LUXEMBOURG
CATHERINE KURZAWA

Herman Van Rompuy a présenté son analyse de la politique européenne

Il se présente lui-même comme «un pensionné» venu parler de l’avenir de l’Europe à Luxembourg. Invité jeudi soir par l’Ambassade de Belgique au Luxembourg, Herman Van Rompuy a présenté sa vision de l’état de l’Union: «Il y a beaucoup plus d’éléments qui sont plein d’espoirs qu’il y a trois ans», a souligné le président du Conseil européen de 2010 à 2014. Qu’il s’agisse de la politique, de l’économie, de la convergence entre États membres ou encore des indicateurs de confiance: le tableau est bien plus rose qu’au moment où le «sphinx» pilotait le Conseil européen.

Depuis lors, un dossier majeur a pris le devant dans l’agenda des États membres: le Brexit. «Le Brexit est une amputation politique pour l’Union européenne», a commenté Herman Van Rompuy. Fidèle à son pragmatisme, l’ancien Premier ministre belge a mis en doute l’agenda européen qui prévoit de discuter d’un éventuel accord de libre-échange en janvier prochain. «On ne sera pas prêts pour le 29 mars 2019», à savoir la date de sortie effective du Royaume-Uni de l’UE. «Il faudra couvrir la période après le Brexit et avant la conclusion d’un accord de libre-échange, c’est l’évidence même», a-t-il insisté.

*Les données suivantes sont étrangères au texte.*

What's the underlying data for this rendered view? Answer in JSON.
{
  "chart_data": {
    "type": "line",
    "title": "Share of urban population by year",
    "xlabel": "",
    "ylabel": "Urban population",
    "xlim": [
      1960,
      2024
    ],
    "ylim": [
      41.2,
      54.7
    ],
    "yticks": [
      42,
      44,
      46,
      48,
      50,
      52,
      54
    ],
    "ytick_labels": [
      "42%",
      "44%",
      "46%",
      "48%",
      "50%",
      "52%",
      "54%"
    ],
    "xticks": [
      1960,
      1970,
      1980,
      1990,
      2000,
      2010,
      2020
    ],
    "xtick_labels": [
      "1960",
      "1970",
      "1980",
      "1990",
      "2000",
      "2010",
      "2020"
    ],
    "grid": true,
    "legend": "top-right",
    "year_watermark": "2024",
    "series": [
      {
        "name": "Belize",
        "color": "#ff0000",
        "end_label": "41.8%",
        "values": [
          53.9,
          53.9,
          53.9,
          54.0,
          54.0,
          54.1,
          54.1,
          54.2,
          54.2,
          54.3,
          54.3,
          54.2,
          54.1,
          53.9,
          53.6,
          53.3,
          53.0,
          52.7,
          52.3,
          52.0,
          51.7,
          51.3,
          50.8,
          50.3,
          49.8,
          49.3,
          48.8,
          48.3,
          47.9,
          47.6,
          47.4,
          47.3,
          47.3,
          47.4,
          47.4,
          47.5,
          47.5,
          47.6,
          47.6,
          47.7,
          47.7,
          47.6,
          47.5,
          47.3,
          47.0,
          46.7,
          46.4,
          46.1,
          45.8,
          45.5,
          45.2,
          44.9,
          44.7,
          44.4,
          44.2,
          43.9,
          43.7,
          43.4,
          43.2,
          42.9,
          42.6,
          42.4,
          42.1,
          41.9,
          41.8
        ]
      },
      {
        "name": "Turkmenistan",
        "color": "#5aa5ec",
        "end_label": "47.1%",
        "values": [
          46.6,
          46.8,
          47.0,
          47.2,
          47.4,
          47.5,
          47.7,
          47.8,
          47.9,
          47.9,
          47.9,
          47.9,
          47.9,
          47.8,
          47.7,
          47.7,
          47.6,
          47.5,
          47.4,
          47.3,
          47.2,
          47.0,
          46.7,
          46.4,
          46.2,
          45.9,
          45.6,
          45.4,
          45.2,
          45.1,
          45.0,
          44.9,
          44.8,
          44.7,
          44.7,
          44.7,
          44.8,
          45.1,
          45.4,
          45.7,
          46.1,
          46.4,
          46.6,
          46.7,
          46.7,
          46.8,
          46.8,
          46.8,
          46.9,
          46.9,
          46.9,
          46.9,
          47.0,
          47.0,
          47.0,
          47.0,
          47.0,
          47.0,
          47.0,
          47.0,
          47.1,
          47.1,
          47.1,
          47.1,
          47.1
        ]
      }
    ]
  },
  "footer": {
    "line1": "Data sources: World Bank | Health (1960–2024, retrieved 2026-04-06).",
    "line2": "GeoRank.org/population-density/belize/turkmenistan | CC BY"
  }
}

Herman Van Rompuy a reconnu que le processus a toutefois permis de renforcer les liens entre les 27 États membres restants ainsi que «le support d’une grande partie de la population pour l’adhésion à l’UE». Un point de vue différent de celui du Premier ministre luxembourgeois Xavier Bettel: «C’est triste de dire qu’on a eu besoin du Brexit pour dire que c’est grâce à cela que les gens comprennent les avantages de ce que c’est l’UE», a-t-il rétorqué lors d’un débat qui a suivi la conférence. Soulignant les nombreux dossiers «chauds» qu’il a rencontré depuis qu’il représente le Luxembourg aux sommets européens, le libéral a relativisé: «On est comme un patient, 90% en bonne santé et 10% avec des problèmes».

L’économie avant tout

Pour Herman Van Rompuy, «le rapport de forces est déterminé maintenant par l’économie, beaucoup plus que par le militaire».

Et de souligner le retard de l’Europe en matière de nouvelles technologies, pour lequel le président honoraire du Conseil européen a appelé à «une politique en recherche, développement et innovation extrêmement dynamique et ça doit être reflété dans le budget de l’Union européenne de 2020 à 2027».

Quant à la montée des populismes, l’amateur de poèmes japonais semble voir le verre à moitié plein. Saluant la victoire d’Emmanuel Macron à la présidentielle française, il a aussi relevé que «les partis populistes en fait ne se sont pas réconciliés avec l’idée européenne, mais ont constaté qu’il y a toujours un soutien très fort pour l’Union et notre monnaie commune, l’euro».

En revanche, «ma grande crainte, c’est si on ne protège pas davantage, on passe très vite au protectionnisme et au nationalisme».

L’observateur averti de la politique européenne reste donc sur ses gardes. Et dans sa conclusion, il a d’ailleurs marché sur des œufs quant à l’épineux Brexit. «Évitons le pire et essayons de faire le mieux d’une situation qui n’est pas idéale du tout», a-t-il appuyé.